A new report outlined the strategies community
health centers use to successfully offer patient access to MAT treatment for
opioid use disorder.
By Sara Heath
April 08, 2019 - Organizational support, provider
education, and community health partnerships are essential for expanding
patient access to care and to medication-assisted treatment (MAT) for opioid
use disorder, according to a recent report from the Kaiser Family
Foundation (KFF).
MAT is widely regarded as the gold standard in OUD treatment and
works by combining opioid use medication with behavioral health and primary
care access.
These programs require extensive provider training, especially
for the use of buprenorphine, one of the OUD medications used in MAT. This
provider training, combined with societal stigma and some funding barriers,
makes it difficult for healthcare organizations to offer MAT services.
But in community health clinics, the care sites in which MAT
services may be most needed, healthcare providers have garnered organizational
support, offered provider education, and leaned on community health
partnerships to ensure patient access to MAT, the KFF report noted.
Specifically, MAT offerings are strong in Healthcare for
Homeless (HCH) programs, which are embedded within some community health centers across the
country. Because these programs face mandates for offering certain substance
used disorder treatments, they have developed key strategies for successful
patient care access.
“Because of the unique needs of their patients, HCH programs are
required to offer SUD treatment services, though not buprenorphine-based MAT
specifically, as part of their special populations grant,” the researchers
said. “As a result, many of these clinical settings have developed treatment
models that integrate primary care and behavioral health services, provide
intensive supports, and emphasize lower-barrier approaches to accessing care.”
In 2017 alone, HCH programs accounted for only 4 percent of all community
health clinic visits, but over one-third of MAT visits in community health
clinic facilities. HCH programs employ 37 percent of all community providers
allowed to deliver buprenorphine, a medication used in MAT.

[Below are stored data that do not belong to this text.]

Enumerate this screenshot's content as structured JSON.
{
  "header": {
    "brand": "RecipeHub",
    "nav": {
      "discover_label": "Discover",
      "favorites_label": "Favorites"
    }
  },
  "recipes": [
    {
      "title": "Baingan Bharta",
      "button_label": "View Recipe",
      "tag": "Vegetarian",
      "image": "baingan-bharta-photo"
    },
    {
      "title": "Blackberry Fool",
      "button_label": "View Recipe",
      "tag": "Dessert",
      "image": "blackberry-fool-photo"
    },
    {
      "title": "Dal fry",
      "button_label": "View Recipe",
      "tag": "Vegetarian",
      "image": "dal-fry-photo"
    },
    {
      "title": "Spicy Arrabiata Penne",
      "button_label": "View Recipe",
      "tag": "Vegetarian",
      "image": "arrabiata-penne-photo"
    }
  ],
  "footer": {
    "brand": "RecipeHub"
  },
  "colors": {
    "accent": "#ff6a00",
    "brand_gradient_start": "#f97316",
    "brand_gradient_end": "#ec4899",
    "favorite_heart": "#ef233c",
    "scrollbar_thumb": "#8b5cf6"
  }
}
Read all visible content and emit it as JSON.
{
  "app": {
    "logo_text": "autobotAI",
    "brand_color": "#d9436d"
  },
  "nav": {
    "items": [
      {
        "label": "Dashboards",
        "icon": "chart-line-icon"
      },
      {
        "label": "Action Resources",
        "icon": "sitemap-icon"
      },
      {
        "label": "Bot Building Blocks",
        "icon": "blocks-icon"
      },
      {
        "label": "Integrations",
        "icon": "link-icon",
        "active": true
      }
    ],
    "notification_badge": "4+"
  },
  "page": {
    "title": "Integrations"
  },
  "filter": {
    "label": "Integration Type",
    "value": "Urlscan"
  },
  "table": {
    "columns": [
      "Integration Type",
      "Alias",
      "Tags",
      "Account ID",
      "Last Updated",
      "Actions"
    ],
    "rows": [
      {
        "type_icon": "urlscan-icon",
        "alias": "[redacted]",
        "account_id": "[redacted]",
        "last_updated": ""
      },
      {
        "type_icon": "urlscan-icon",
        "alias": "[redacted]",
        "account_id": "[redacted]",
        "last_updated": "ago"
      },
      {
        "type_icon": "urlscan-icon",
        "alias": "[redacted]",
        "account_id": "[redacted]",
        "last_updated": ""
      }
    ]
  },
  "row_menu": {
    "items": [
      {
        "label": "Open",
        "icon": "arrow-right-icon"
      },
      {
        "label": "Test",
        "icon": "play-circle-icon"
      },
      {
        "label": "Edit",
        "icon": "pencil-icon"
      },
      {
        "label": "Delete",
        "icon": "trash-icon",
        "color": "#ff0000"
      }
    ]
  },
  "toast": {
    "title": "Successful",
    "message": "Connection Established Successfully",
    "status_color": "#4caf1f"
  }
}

HCH programs likely deliver more MAT services because they see a
higher volume of patients who are diagnosed with OUD. That notwithstanding, the
KFF researchers acknowledged these care sites’ unique capabilities to deliver
MAT.
Having organization “champions” who advocate for the delivery of
MAT services is essential, the report authors stated. It is often difficult to
garner leadership buy-in for MAT, especially when leaders do not believe MAT is
an evidence-based treatment option or do not believe that SUD is a high
priority for the clinic.
Organization champions were key to addressing these challenges,
according to HCH program leaders.
“These champions worked to help leadership recognize MAT as a
valuable service consistent with the HCH program’s mission,” the report authors
stated. “Recruiting champions who can speak to the concerns from both primary
care and behavioral health staff can facilitate coordination across the two
disciplines.”
Champions were also responsible for consulting with other HCH
programs that had successfully implemented MAT services and addressing the concerns
of organizational leadership.
Successful clinics also invested heavily in their staff. While
some providers may know about the benefits of MAT services, they may not be
qualified to deliver these services.
“Respondents from successful MAT programs reported conducting
regular trainings on addiction, harm reduction, motivational interviewing, and
other evidence-based approaches to build effective skills for engaging patients
in treatment,” the authors reported.
Some organizations paired less-experienced primary care
providers with those who had long delivered MAT services. Other approaches
included incremental service delivery, meaning the HCH program began delivering
MAT to only a few patients and then expanded that pool as providers became more
comfortable the with service delivery.
Fostering care coordination between primary
care and behavioral health providers, training administrative staff, and
setting and sticking to participation expectations was also essential.
It was also crucial to allow providers the flexibility within
their schedules to deliver MAT. Patients receiving MAT require frequent
provider outreach, although that outreach does not need to take up an extensive
period of time. These needs can create some scheduling issues, making
flexibility essential.
Successful HCH programs block off specific parts of the day
for MAT patients, ensuring that those patient needs to not interfere with the
health needs of other patients. Flexible hours and walk-in availability also
provided the flexibility that MAT patients needed.
Finally, leaning on community health partnerships allowed HCH
programs to deliver effective MAT treatment. For example, partnerships with
local hospitals, clinics, and homeless shelters facilitated the referral
system.
Many HCH programs would supply these partners with the first
dose of buprenorphine, as well as training, to begin the MAT treatment process.
From there, community partners would refer patients to the HCH program.
HCH program leaders also created partnerships with homeless
service providers to help patients overcome institutional barriers to MAT. Many
homeless shelters deny patients who are using opioids or who are taking
medications for opioid use disorder, prompting patients to choose between
housing and MAT services.
These partnerships focused on homeless shelter education,
ideally knocking down this barrier.
Although HCH programs have been successful in implementing MAT
service delivery, there is still room to grow, the KFF researchers stated.
“Looking ahead, HCH programs will likely continue to make more
investments in provider training and capacity, find additional strategies to
grow programs to meet patient need, and ensure that MAT services are provided
as part of the standard of care for OUD,” the report authors concluded.